Some of the advocates who pushed for the private investigation, including Crump, did not respond to multiple e-mails. A Boston lawyer who acted as Crump’s local counsel said he knows nothing about the investigation.
Though Strothers declined to discuss the investigation, Angelique McNaughton, a GoFundMe spokeswoman, said the funds raised online “have been safely delivered to Calvina Struthers (sic) to help the family cover costs associated with Mikayla’s Miller’s tragic death.”
Ryan’s spokeswoman declined to say whether the office is still actively investigating the case.
Kaitlyn Anderson and her mother fear that she still could face charges for the assault the night before Miller’s death — and have been waiting for the DA’s office to say its investigation is over. The family retained an attorney to represent Kaitlyn Anderson if she is charged.
“I haven’t heard anything, though they said, ‘You’ll be the first to know,’” said Megan Anderson. “Kaitlyn has been freaking out. They think she was part of a big plot because my daughter is white and Mikayla is Black. We’re not like that. They wouldn’t have been together if we were like that.”
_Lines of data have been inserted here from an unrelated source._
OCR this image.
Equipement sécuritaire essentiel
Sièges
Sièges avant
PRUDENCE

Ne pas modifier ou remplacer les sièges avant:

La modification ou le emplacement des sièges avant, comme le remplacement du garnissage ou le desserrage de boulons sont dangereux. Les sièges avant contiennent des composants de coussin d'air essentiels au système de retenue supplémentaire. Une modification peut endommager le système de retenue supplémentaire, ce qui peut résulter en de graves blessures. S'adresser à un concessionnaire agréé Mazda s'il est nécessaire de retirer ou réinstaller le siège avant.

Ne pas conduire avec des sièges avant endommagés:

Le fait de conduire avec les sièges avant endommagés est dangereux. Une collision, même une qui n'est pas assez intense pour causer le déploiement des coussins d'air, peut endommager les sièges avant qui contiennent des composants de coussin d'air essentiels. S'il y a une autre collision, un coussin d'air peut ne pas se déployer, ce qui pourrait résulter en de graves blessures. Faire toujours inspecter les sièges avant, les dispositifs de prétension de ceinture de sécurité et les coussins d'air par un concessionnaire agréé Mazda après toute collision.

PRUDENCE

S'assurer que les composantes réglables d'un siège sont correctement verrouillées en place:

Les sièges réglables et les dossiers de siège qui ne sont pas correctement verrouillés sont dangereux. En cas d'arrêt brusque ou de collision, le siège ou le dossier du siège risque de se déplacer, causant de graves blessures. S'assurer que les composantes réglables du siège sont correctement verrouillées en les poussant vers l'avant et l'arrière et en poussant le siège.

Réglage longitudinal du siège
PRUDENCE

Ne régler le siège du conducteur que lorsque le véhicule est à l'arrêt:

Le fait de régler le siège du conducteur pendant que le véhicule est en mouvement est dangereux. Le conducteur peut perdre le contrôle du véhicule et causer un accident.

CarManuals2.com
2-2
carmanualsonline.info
Kaitlyn Anderson said she didn’t attend Miller’s vigil or wake because she felt unwelcome: “I didn’t go to any services. It still doesn’t feel real.”
In some ways, Anderson said, no one has had a chance to mourn Mikayla Miller’s death.
“Instead of it being treated like a normal suicide where everyone grieves, it was turned into a murder trial,” she said. “People wanted justice for something that didn’t happen.”